Secepat kilat aku berbalik masuk kamar mandi. Celingak-celinguk sebentar mencari tempat yang aman. Sial. Kamar mandi ini hanya berukuran dua kali satu meter yang berisi sebuah bak mandi kecil. Tak ada lemari, tak ada sekat untuk sembunyi. Putus asa, kuceburkan diri ke dalam bak, airnya separuh merendam tubuhku. Berharap air tersebut bisa memyembunyikanku.
"Lara ...." Ibu sepertinya memanggilku lagi. Aku terus berdoa semoga ia baik-baik saja. Semoga lelaki itu tak menyakitinya lagi. Saat ini, aku belum berani keluar.
Entah berapa lama aku tertidur -- sepertinya memang tak lama. Hari ini terasa sangat melelahkan. Aku tersentak bangun karena dingin mulai menggigit -- tubuhku menggigil. Suasana di luar tampak sepi. Mungkin Ibu sudah tidur. Dan lelaki itu sudah pergi seperti biasa, entah ke mana.
Kuberanikan diri untuk keluar. Kuamati sejenak badan basah ini. Kulit mengerut pucat, bibir bergetar, gigi gemeletuk, serta kulit penuh goresan. Aku berjalan melewati dapur menuju ruang tengah, ruang yang seingatku melihat Ibu dan lelaki itu terakhir kali sebelum aku mandi. Antara dapur dan ruang tengah itu dibatasi pintu kupu tarung sederhana. Pintu itu sering kumainkan dulu sambil menunggu Ibu memasak.

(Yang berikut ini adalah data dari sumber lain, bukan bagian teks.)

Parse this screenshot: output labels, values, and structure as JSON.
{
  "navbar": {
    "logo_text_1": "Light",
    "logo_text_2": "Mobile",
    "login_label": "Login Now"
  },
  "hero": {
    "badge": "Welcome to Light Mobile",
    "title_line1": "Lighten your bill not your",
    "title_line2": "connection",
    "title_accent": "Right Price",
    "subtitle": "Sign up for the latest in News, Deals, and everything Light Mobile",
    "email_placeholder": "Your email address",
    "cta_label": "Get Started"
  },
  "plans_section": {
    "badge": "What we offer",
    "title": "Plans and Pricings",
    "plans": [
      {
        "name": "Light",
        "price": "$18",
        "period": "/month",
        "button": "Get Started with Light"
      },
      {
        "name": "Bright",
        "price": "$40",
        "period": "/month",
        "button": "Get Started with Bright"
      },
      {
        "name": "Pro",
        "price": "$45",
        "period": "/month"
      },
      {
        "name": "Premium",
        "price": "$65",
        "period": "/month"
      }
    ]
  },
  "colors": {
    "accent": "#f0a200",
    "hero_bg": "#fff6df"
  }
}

Mulutku ternganga melihat pemandangan di depan mata. Ibu dan lelaki itu berbaring di lantai dengan kondisi mengenaskan. Ingin menjerit tetapi kilasan ingatan beberapa menit yang lalu kembali datang.
Aku melihat Bapak mengayunkan balok kayu jati sungu ke kepala Ibu ketika salah satu kakiku belum menapak lantai rumah dengan benar. Aku baru saja datang dari mengantar pesanan kue ke warung tetangga di gang sebelah. Tampak Ibu yang tadinya berdiri kokoh berhadapan dengan Bapak, seketika jatuh tergeletak tak bergerak. Aku sering melihat kejadian seperti ini sebelumnya, Bapak bertengkar dengan Ibu saat Ibu hendak menolongku. Namun kini, perbuatan Bapak sudah keterlaluan.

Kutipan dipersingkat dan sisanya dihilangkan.